Statistical analyses
Data are shown as mean±s.e.m. Analyses were performed according to the two-tailed unpaired Student’s t-test, *p < 0.05 **p < 0.01, ***p < 0.001, ****p<0.0001. The letter “n” refers to the number of individual samples. Multiple comparisons tests were performed according to one-way ANOVA.
Acknowledgments
We would like to thank Clara Panzolini for technical assistance, the staff of the iBV animal facility for their dedication and Samah Rekima for helping us with handling and programming the InSituProVSI (Intavis) and the Automatic tissue processor (Leica TP1020) robots.
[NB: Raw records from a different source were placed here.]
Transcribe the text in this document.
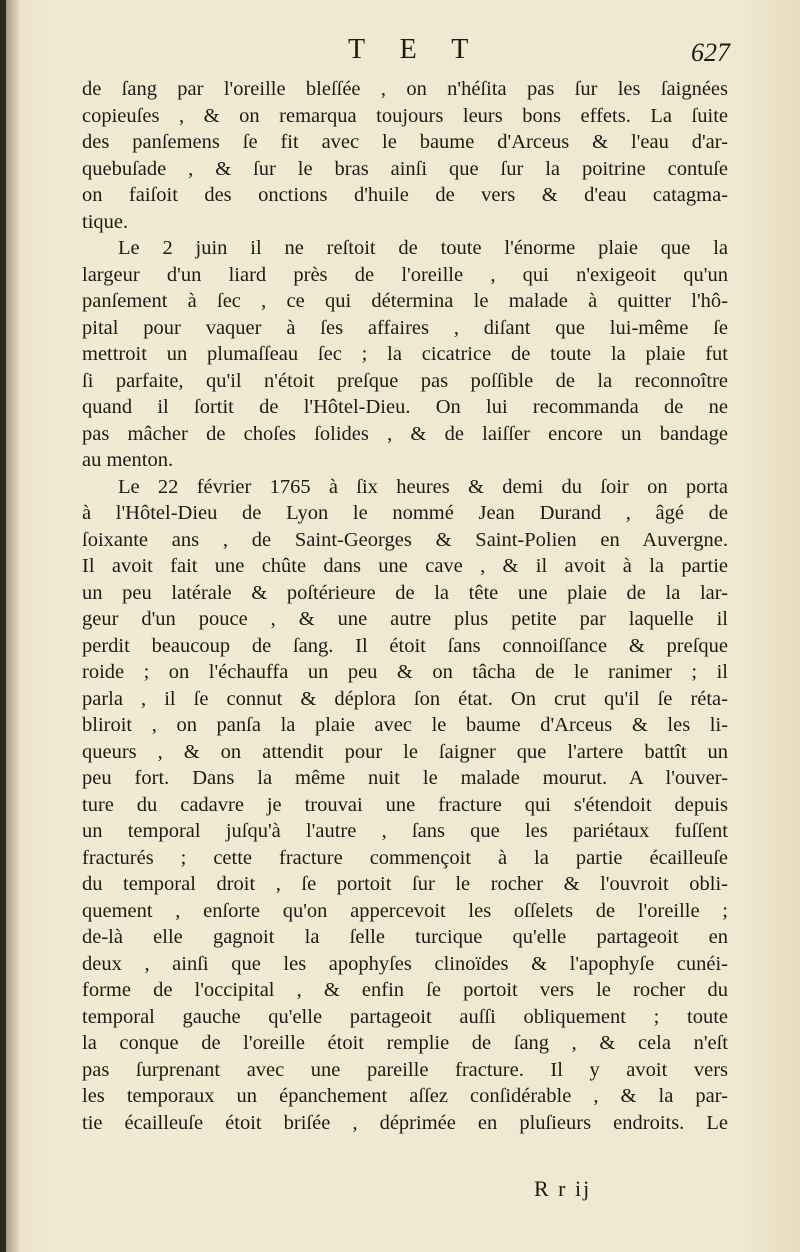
T E T	627
de ſang par l'oreille bleſſée , on n'héſita pas ſur les ſaignées
copieuſes , & on remarqua toujours leurs bons effets. La ſuite
des panſemens ſe fit avec le baume d'Arceus & l'eau d'ar-
quebuſade , & ſur le bras ainſi que ſur la poitrine contuſe
on faiſoit des onctions d'huile de vers & d'eau catagma-
tique.
Le 2 juin il ne reſtoit de toute l'énorme plaie que la
largeur d'un liard près de l'oreille , qui n'exigeoit qu'un
panſement à ſec , ce qui détermina le malade à quitter l'hô-
pital pour vaquer à ſes affaires , diſant que lui-même ſe
mettroit un plumaſſeau ſec ; la cicatrice de toute la plaie fut
ſi parfaite, qu'il n'étoit preſque pas poſſible de la reconnoître
quand il ſortit de l'Hôtel-Dieu. On lui recommanda de ne
pas mâcher de choſes ſolides , & de laiſſer encore un bandage
au menton.
Le 22 février 1765 à ſix heures & demi du ſoir on porta
à l'Hôtel-Dieu de Lyon le nommé Jean Durand , âgé de
ſoixante ans , de Saint-Georges & Saint-Polien en Auvergne.
Il avoit fait une chûte dans une cave , & il avoit à la partie
un peu latérale & poſtérieure de la tête une plaie de la lar-
geur d'un pouce , & une autre plus petite par laquelle il
perdit beaucoup de ſang. Il étoit ſans connoiſſance & preſque
roide ; on l'échauffa un peu & on tâcha de le ranimer ; il
parla , il ſe connut & déplora ſon état. On crut qu'il ſe réta-
bliroit , on panſa la plaie avec le baume d'Arceus & les li-
queurs , & on attendit pour le ſaigner que l'artere battît un
peu fort. Dans la même nuit le malade mourut. A l'ouver-
ture du cadavre je trouvai une fracture qui s'étendoit depuis
un temporal juſqu'à l'autre , ſans que les pariétaux fuſſent
fracturés ; cette fracture commençoit à la partie écailleuſe
du temporal droit , ſe portoit ſur le rocher & l'ouvroit obli-
quement , enſorte qu'on appercevoit les oſſelets de l'oreille ;
de-là elle gagnoit la ſelle turcique qu'elle partageoit en
deux , ainſi que les apophyſes clinoïdes & l'apophyſe cunéi-
forme de l'occipital , & enfin ſe portoit vers le rocher du
temporal gauche qu'elle partageoit auſſi obliquement ; toute
la conque de l'oreille étoit remplie de ſang , & cela n'eſt
pas ſurprenant avec une pareille fracture. Il y avoit vers
les temporaux un épanchement aſſez conſidérable , & la par-
tie écailleuſe étoit briſée , déprimée en pluſieurs endroits. Le
R r ij
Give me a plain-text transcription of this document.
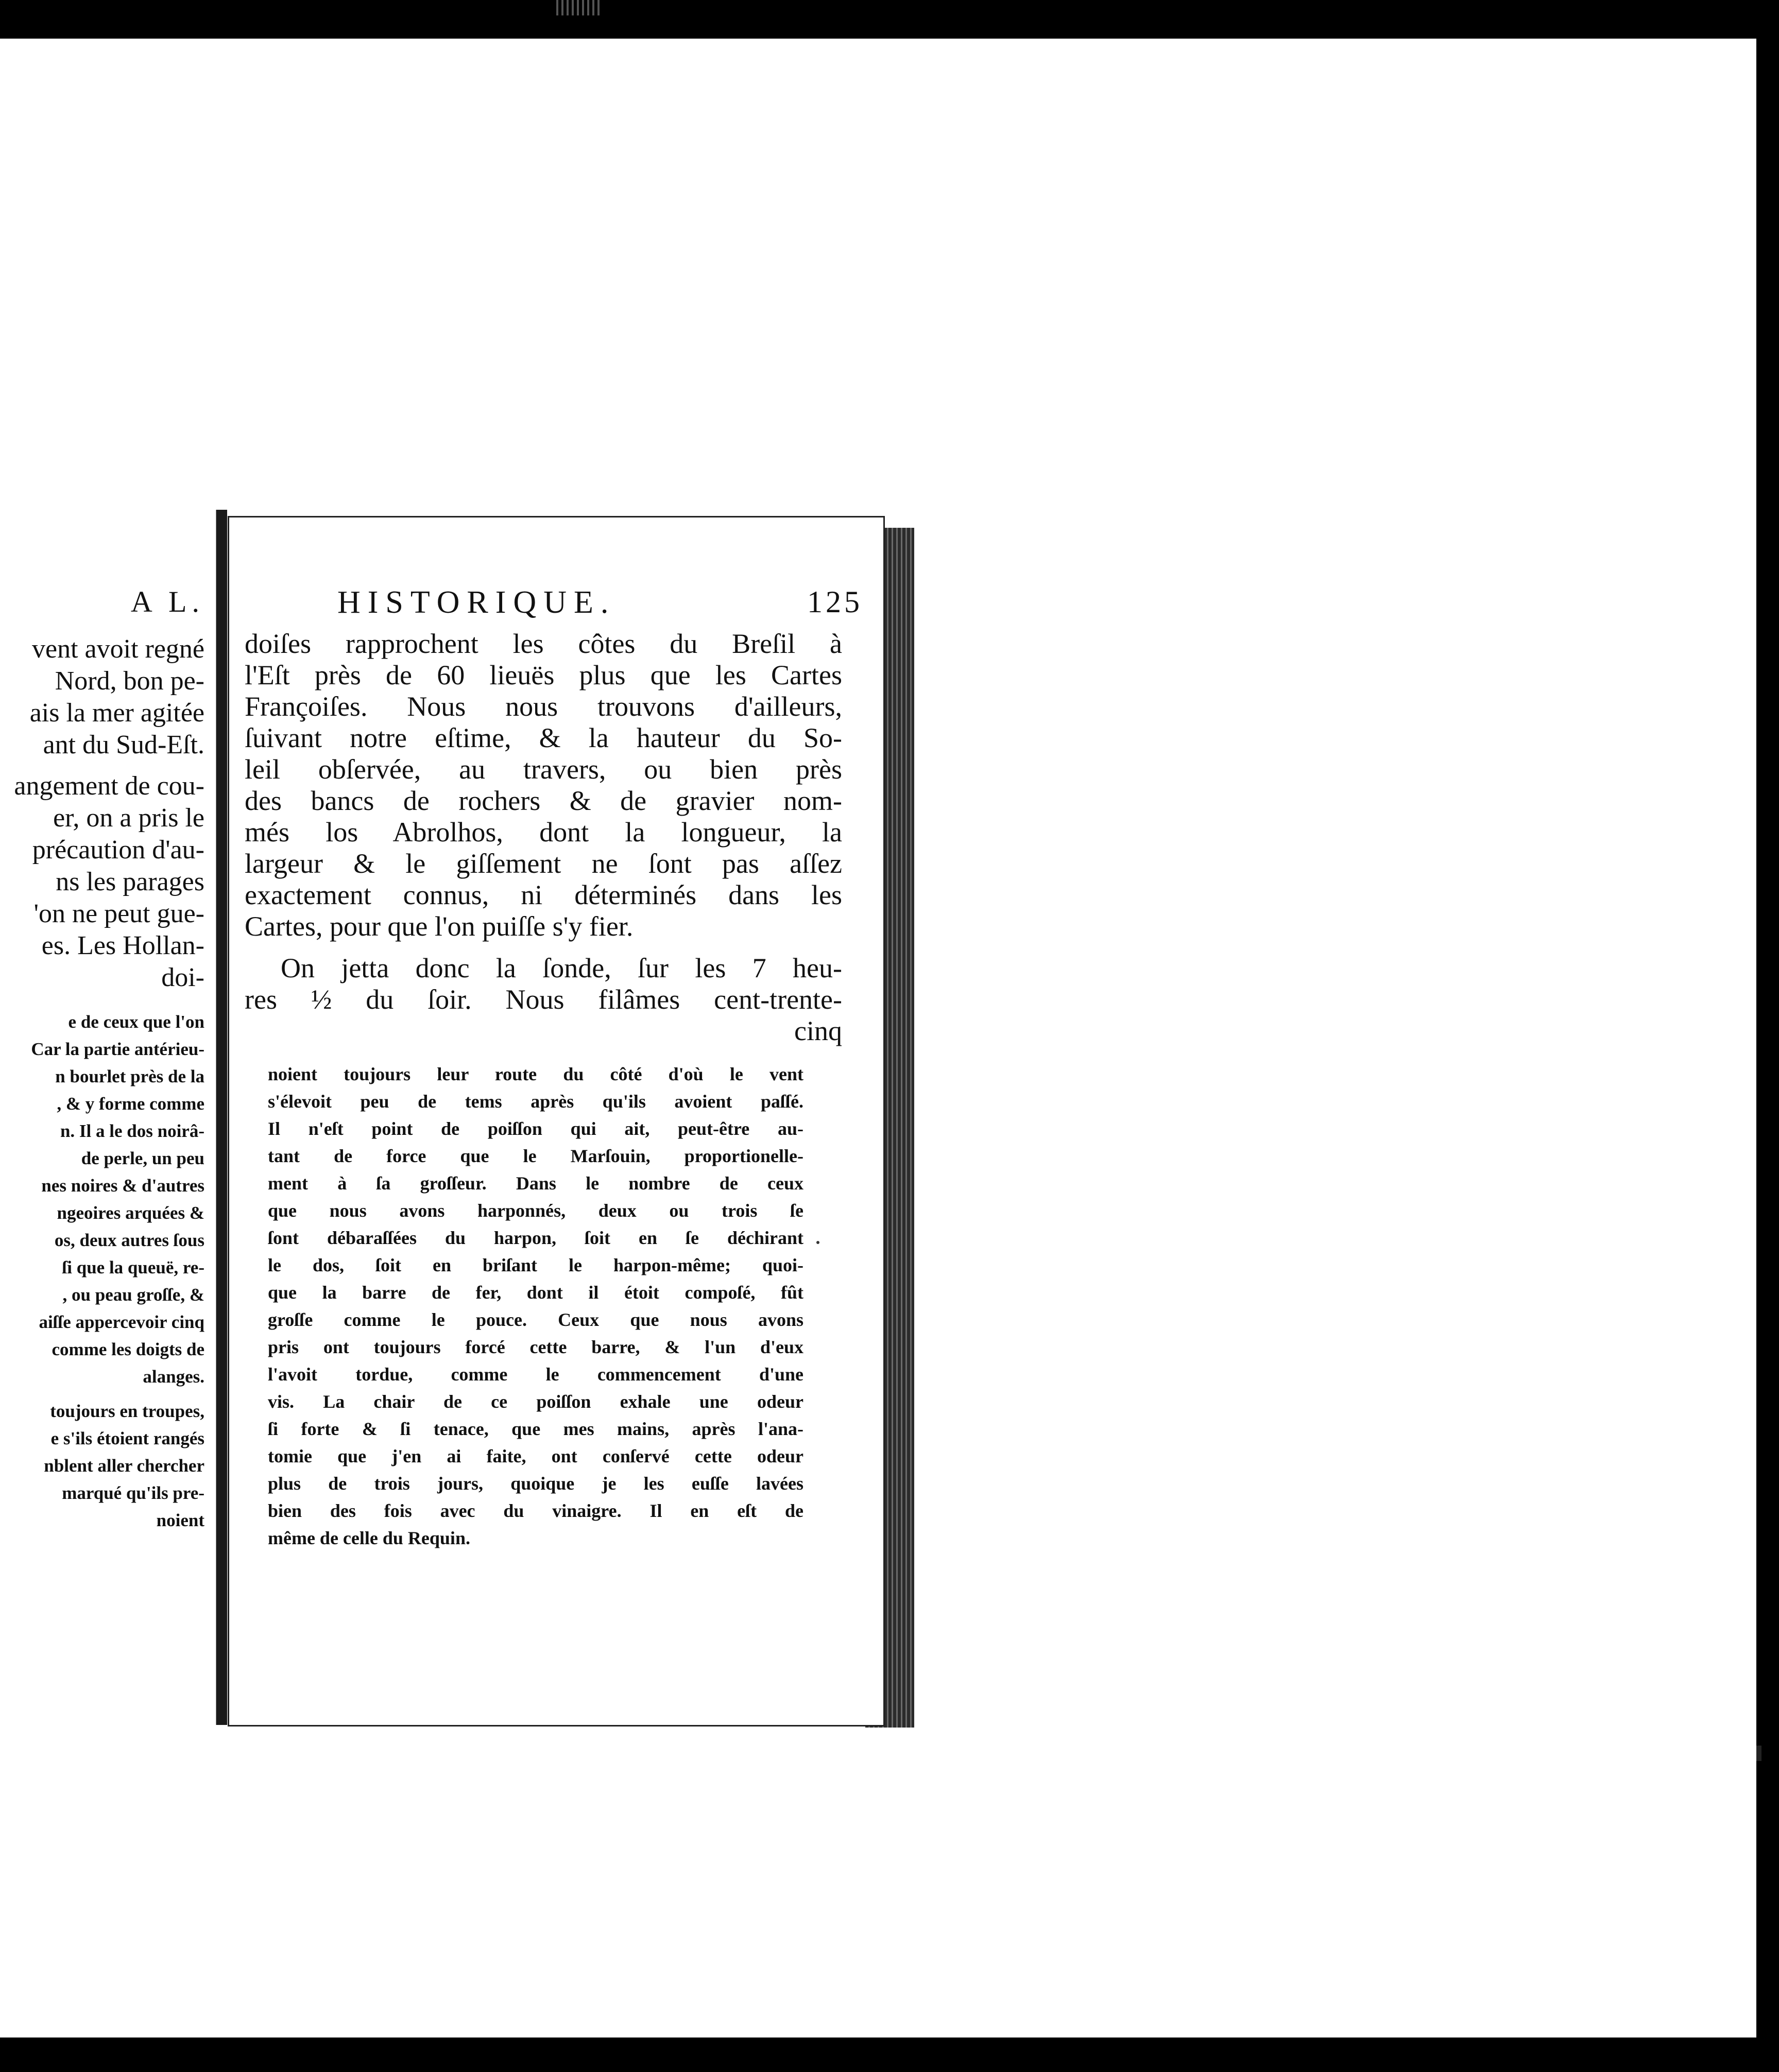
A L.

vent avoit regné

Nord, bon pe-

ais la mer agitée

ant du Sud-Eſt.

angement de cou-

er, on a pris le

précaution d'au-

ns les parages

'on ne peut gue-

es. Les Hollan-

doi-

e de ceux que l'on

Car la partie antérieu-

n bourlet près de la

, & y forme comme

n. Il a le dos noirâ-

de perle, un peu

nes noires & d'autres

ngeoires arquées &

os, deux autres ſous

ſi que la queuë, re-

, ou peau groſſe, &

aiſſe appercevoir cinq

comme les doigts de

alanges.

toujours en troupes,

e s'ils étoient rangés

nblent aller chercher

marqué qu'ils pre-

noient

HISTORIQUE.	125

doiſes rapprochent les côtes du Breſil à

l'Eſt près de 60 lieuës plus que les Cartes

Françoiſes. Nous nous trouvons d'ailleurs,

ſuivant notre eſtime, & la hauteur du So-

leil obſervée, au travers, ou bien près

des bancs de rochers & de gravier nom-

més los Abrolhos, dont la longueur, la

largeur & le giſſement ne ſont pas aſſez

exactement connus, ni déterminés dans les

Cartes, pour que l'on puiſſe s'y fier.

On jetta donc la ſonde, ſur les 7 heu-

res ½ du ſoir. Nous filâmes cent-trente-

cinq

noient toujours leur route du côté d'où le vent

s'élevoit peu de tems après qu'ils avoient paſſé.

Il n'eſt point de poiſſon qui ait, peut-être au-

tant de force que le Marſouin, proportionelle-

ment à ſa groſſeur. Dans le nombre de ceux

que nous avons harponnés, deux ou trois ſe

ſont débaraſſées du harpon, ſoit en ſe déchirant

le dos, ſoit en briſant le harpon-même; quoi-

que la barre de fer, dont il étoit compoſé, fût

groſſe comme le pouce. Ceux que nous avons

pris ont toujours forcé cette barre, & l'un d'eux

l'avoit tordue, comme le commencement d'une

vis. La chair de ce poiſſon exhale une odeur

ſi forte & ſi tenace, que mes mains, après l'ana-

tomie que j'en ai faite, ont conſervé cette odeur

plus de trois jours, quoique je les euſſe lavées

bien des fois avec du vinaigre. Il en eſt de

même de celle du Requin.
We are indebted to Hitoshi Okamoto (Riken Institute, Japan) for providing the Rspo3flox allele and Thomas J. Carroll, Andrew P. McMahon and Antoine Reginensi for sharing in situ probes.
This work was supported by grants from the EC (EURenOmics Grant agreement 305608) and La Ligue Contre le Cancer (Equipe labelisée) and the Conseil général des Alpes Maritimes for the Intavis In situ Robot.